Ozone gas sensing properties of metal-organic frameworks-derived In2O3 hollow microtubes decorated with ZnO nanoparticles

Abstract

This paper demonstrated a high-performance ozone gas sensor based on metal-organic frameworks (MOFs)-derived In2O3 hollow microtubes decorated with ZnO nanoparticles. The microstructural and morphological features of as-synthesized In2O3/ZnO samples were characterized by various characterization methods, such as XRD, TG, SEM, TEM and XPS. The sensing properties of In2O3 hollow microtubes before and after modified by ZnO nanoparticles were investigated.
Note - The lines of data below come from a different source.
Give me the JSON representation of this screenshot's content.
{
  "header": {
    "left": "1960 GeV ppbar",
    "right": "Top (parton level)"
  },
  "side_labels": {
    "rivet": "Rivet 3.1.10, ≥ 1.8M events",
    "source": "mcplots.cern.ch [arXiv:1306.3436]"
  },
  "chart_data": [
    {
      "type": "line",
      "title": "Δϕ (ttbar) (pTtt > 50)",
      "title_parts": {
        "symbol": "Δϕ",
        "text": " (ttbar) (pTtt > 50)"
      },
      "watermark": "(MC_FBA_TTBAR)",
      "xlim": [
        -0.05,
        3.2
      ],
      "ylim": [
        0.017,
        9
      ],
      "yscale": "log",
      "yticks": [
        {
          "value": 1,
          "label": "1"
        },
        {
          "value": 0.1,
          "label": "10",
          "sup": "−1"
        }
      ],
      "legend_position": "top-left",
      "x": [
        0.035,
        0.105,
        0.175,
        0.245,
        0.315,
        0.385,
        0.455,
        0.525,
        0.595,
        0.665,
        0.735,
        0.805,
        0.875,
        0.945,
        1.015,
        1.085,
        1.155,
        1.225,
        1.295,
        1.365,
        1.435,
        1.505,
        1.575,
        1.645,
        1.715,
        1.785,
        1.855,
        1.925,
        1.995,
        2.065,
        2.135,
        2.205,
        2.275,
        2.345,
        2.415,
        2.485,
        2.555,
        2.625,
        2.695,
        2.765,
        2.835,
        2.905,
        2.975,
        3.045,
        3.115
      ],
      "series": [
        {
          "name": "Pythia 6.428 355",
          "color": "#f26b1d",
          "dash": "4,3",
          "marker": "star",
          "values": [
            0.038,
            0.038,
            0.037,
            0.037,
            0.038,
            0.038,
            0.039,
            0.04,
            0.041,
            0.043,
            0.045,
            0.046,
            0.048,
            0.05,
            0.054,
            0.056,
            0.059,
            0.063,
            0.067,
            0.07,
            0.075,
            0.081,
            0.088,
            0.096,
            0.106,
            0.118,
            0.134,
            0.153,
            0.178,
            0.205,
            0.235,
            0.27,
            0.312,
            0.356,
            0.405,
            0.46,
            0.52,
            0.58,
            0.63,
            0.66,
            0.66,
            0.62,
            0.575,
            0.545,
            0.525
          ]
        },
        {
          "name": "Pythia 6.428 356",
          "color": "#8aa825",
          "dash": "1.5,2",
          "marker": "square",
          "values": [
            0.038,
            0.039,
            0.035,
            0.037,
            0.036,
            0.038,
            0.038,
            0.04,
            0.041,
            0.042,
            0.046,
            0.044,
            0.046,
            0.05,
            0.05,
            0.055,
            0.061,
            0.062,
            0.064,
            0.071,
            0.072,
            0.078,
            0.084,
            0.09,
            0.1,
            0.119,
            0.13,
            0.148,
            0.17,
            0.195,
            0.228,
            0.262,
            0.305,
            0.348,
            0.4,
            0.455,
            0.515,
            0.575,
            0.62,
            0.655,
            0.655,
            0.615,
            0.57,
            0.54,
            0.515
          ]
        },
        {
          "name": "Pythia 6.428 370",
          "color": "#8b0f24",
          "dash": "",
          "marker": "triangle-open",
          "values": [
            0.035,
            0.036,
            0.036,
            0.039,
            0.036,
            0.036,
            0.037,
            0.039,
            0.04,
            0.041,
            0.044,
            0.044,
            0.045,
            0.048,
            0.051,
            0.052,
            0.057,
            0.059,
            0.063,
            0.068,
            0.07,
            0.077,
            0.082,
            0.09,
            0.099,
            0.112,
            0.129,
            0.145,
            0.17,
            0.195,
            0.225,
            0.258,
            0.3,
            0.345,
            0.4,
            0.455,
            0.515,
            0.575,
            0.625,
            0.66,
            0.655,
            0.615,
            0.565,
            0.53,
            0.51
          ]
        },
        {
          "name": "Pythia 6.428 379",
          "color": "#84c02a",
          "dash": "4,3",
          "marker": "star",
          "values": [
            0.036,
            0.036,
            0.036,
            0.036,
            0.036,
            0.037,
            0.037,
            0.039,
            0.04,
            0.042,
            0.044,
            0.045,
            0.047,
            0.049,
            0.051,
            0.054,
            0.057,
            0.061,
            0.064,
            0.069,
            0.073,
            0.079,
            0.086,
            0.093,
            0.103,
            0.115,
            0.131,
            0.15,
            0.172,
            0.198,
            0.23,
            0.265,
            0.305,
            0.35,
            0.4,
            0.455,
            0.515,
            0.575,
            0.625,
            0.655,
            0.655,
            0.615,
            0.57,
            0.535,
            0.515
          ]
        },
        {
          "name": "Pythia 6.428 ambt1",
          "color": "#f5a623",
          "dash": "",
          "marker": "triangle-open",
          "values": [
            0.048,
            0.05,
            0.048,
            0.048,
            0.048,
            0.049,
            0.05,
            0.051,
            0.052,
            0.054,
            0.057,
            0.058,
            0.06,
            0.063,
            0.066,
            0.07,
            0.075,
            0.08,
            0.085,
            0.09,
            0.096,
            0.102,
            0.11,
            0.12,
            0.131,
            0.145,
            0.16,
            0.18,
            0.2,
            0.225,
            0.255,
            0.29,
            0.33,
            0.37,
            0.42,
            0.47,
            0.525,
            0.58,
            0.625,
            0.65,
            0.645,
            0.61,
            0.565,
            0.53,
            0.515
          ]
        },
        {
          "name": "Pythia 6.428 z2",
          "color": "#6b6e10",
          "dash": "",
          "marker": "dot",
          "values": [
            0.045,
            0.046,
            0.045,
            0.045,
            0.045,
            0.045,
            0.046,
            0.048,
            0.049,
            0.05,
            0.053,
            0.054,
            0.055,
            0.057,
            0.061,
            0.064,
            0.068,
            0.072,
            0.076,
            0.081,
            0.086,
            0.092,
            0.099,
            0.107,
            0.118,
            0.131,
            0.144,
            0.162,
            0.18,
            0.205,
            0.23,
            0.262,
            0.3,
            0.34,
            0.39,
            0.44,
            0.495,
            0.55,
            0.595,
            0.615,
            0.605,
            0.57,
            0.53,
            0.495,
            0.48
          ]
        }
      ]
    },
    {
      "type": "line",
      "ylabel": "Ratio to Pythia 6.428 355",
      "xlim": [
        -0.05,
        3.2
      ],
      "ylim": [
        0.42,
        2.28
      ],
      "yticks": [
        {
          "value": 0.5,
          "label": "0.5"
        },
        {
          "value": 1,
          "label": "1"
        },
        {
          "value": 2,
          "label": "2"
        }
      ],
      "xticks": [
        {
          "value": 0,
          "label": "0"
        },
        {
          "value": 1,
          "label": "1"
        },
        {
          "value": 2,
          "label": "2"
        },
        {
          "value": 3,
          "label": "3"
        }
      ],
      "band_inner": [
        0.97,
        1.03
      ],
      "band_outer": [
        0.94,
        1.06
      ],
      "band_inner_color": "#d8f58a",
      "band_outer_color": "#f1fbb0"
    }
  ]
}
The In2O3/ZnO composite shows an obvious enhancement in ozone gas sensing performance at the optimum working temperature of 150 °C. The In2O3/ZnO composite sensor shows much higher response (Rg/Ra = 26.12 @ 1 ppm ozone) in contrast with pure In2O3 (Rg/Ra = 14.08 @ 1 ppm ozone). In particular, the detection limit of the In2O3/ZnO sensor is as low as 25 ppb. The enhanced sensing performance of the In2O3/ZnO composite could be explained by the Zn2+ doping and heterojunction created at the In2O3/ZnO interface.